Ponce-Denis Écouchard-Lebrun, dit PINDARE LEBRUN, auteur cité dans le Littré

P. LEBRUN (1729-1807)

Dans le texte d'origine du Littré, les auteurs pouvaient être nommés par de nombreuses variantes. Dans cette version en ligne, la forme P. LEBRUN a été choisie.

122 citations dans le Littré

Œuvres citées dans le dictionnaire Littré

Aucune œuvre identifiée, le travail d'identification des œuvres reste à faire sur cet auteur.

Quelques citations de Ponce-Denis Écouchard-Lebrun, dit PINDARE LEBRUN

Voici un tirage aléatoire parmi ses 122 citations dans le Littré.

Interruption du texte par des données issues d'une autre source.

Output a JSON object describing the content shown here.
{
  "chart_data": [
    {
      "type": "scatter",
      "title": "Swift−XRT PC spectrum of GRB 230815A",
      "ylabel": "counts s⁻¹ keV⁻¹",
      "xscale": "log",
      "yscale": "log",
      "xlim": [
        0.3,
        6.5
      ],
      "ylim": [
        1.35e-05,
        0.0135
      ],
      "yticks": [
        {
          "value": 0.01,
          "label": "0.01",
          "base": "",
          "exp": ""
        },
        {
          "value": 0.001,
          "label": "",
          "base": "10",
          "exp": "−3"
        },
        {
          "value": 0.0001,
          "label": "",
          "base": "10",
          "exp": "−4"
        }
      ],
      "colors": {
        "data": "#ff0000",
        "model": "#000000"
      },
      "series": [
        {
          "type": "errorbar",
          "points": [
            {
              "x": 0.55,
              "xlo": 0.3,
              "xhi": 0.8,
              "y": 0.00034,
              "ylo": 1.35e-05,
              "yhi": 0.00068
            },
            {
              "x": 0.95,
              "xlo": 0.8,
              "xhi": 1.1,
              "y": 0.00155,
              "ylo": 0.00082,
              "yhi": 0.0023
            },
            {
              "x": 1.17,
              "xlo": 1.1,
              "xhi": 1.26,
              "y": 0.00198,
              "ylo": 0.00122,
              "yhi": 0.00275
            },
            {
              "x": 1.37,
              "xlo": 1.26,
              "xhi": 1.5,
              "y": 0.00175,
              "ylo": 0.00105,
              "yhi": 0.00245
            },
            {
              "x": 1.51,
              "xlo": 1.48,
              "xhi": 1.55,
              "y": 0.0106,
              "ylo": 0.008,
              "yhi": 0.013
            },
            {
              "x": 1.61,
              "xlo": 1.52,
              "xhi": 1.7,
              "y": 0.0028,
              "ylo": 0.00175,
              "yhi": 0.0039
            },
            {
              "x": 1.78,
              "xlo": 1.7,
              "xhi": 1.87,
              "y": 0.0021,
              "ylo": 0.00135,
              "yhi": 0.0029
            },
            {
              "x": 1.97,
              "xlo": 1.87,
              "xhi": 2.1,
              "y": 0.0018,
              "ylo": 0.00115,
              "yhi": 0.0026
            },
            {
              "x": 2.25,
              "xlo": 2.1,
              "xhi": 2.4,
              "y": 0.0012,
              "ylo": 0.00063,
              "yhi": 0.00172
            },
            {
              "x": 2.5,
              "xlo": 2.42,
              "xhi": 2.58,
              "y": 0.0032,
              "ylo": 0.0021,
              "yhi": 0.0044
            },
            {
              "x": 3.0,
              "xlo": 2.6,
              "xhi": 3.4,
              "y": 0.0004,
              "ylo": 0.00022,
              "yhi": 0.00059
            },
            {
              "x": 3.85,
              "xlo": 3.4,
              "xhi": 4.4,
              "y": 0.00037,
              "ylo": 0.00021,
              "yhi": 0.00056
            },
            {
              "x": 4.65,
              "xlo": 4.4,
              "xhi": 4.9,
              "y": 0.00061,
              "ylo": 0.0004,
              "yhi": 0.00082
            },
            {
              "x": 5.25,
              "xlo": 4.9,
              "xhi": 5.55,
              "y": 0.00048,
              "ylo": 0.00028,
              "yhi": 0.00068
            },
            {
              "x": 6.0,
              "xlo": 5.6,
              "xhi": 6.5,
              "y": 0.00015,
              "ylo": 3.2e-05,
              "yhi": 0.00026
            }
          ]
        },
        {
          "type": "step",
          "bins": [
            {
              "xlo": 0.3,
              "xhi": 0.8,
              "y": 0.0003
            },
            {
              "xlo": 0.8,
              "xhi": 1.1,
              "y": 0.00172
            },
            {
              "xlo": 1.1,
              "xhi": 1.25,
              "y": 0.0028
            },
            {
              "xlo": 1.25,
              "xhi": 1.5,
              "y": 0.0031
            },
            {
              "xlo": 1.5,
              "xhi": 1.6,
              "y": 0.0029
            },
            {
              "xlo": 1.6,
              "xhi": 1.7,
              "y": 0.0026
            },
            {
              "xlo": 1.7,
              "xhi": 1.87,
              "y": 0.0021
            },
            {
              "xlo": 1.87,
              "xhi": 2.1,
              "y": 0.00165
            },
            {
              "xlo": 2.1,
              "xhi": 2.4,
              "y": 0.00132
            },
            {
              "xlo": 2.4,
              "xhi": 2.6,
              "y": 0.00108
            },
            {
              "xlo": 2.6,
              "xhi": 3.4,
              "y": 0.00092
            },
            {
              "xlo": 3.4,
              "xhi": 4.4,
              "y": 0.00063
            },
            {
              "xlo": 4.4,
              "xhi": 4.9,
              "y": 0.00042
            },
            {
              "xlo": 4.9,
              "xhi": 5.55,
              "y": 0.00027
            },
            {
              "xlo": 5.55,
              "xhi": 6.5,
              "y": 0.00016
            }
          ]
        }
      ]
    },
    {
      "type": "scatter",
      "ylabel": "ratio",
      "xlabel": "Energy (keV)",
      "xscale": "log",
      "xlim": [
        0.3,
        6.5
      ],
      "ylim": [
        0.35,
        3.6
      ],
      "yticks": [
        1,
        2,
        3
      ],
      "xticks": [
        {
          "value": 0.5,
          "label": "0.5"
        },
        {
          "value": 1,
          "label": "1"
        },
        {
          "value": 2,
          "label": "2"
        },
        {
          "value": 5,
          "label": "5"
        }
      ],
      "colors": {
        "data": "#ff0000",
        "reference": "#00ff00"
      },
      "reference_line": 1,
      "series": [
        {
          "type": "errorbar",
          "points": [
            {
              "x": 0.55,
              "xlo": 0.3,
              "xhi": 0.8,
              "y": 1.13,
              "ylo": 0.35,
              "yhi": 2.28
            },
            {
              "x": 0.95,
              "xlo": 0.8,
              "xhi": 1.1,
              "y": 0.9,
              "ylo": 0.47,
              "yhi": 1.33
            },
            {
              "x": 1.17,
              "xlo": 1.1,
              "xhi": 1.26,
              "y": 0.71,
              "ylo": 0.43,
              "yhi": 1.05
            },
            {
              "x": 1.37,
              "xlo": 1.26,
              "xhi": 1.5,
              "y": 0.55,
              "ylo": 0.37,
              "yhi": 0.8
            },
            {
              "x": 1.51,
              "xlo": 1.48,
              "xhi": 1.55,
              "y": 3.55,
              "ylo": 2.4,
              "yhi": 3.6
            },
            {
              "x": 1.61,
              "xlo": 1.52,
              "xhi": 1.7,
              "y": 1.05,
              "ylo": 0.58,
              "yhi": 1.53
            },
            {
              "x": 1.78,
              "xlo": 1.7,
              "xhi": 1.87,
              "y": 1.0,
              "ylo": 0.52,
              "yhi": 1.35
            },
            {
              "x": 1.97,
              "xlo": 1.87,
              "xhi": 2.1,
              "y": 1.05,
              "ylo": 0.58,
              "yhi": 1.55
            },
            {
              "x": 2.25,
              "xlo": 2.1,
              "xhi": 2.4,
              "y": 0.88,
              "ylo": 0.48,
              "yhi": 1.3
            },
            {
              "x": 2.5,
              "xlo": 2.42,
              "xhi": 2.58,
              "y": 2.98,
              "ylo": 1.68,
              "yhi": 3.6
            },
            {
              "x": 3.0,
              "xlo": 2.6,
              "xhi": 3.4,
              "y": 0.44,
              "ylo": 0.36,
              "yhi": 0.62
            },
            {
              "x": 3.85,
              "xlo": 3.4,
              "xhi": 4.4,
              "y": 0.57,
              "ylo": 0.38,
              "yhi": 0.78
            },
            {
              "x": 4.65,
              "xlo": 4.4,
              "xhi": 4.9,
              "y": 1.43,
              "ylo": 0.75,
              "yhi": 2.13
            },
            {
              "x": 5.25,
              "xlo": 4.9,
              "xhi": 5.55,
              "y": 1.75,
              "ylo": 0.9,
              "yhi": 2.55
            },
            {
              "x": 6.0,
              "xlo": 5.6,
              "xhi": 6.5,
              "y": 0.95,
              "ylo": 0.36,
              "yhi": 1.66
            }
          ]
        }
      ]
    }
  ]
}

  1. Si le ciel était juste, indigne souveraine, Vous seriez à mes pieds, et je suis votre reine.
    Mar. Stuart, III, 4 (pied)
  2. On dirait qu'à ces lieux ta vue accoutumée Les connaît autrement que par la renommée ; Tout à l'heure tes pas des miens étaient suivis ; Je t'observais surtout dans ce prochain parvis Où des rois mes aïeux les armes sont rangées.
    Ulysse, III, 2 (parvis)
  3. Le jour voyait la reine [Pénélope] entretenir l'ouvrage Dont la fin promettait celle de son veuvage ; Et la secrète nuit détruisait à son tour Ce que devait en vain recommencer le jour.
    Ulysse, II, 2 (veuvage)
  4. Ramenés par Marie au temps de nos ancêtres, Verrons-nous revenir la puissance des prêtres ?
    Marie St. IV, 7 (prêtre)
  5. Comme on voit sommeiller cette pâle statue Qui montre, en nos jardins, Ariane abattue Posant sur un bras faible un front décoloré.
    Voy. de Grèce, II, 3 (sommeiller)
  6. Sanche, prêt à verser son sang pour te défendre, Était donc loin de toi, ne pouvait donc t'entendre ?
    le Cid d'And. IV, 3 (verser)
  7. Il faudra donc quitter ce beau rivage, Pour m'en aller aux bords oblivieux, Terme éternel d'un rapide voyage.
    Poés. t. I, 16 (oblivieux, euse)
  8. Les dieux à sa vertu mesuraient sa puissance.
    Ulysse, II, 3 (puissance)
  9. De quelque raïa solitaire, De quelque vendangeur voisin L'âne en passant s'y désaltère [dans la fontaine de Castalie], Successeur du coursier divin.
    Poés. t. II, p. 19 (raïa)
  10. Je tressaille, en songeant aux paisibles soirées Sous les regards du maître aux devoirs consacrées, Quand, devant le pupitre en silence inclinés, Nous n'entendions parfois, de ce calme étonnés, Que, d'instant en instant, quelques pages froissées, Ou l'insensible bruit des plumes empressées.
    Bonh. de l'étude (plume)
  11. Savez-vous… Qu'il n'est pas de complot d'ombres environné Que son œil pénétrant n'ait d'abord deviné ?
    Mar. Stuart, II, 3 (pénétrant, ante)
  12. Vous ne connaissez pas, ignorez-le toujours, Quelles séductions habitent dans les cours.
    Marie St. II, 2 (séduction)
  13. La voix du tonnerre lointain.
    Voy. de Grèce, III, 1 (tonnerre)
  14. Près de leur nid, des vives hirondelles J'entends déjà les matinales voix.
    Poés. t. I, 17 (voix)
  15. Saisir… Comme un rapide éclair un bonheur de passage.
    le Cid d'Andal. II, 3 (passage)
  16. Je sais vos noms, Louis, François, George, Alexandre, Guillaume ! et les proclame afin que l'avenir Pour la honte ou la gloire en garde souvenir.
    Voy. de Grèce, VII, 5 (proclamer)
  17. Les nochers du Bosphore ont vu dans les nuages Le vaisseau merveilleux, précurseur des naufrages.
    Voy. de Grèce, v, 4 (vaisseau)
  18. Qui donne, se rend maître ; et qui reçoit, se livre ; Les princes, non contents des hommes nés pour eux, Ont des piéges aussi pour les cœurs généreux.
    le Cid d'And. II, 2 (piége)
  19. Tout ce qui doit finir est de peu de durée.
    Poésies, t. I, p. 28 (peu)
  20. Dans ce dernier adieu ne va pas m'attendrir ; Et sache voir du moins ce que je sais souffrir.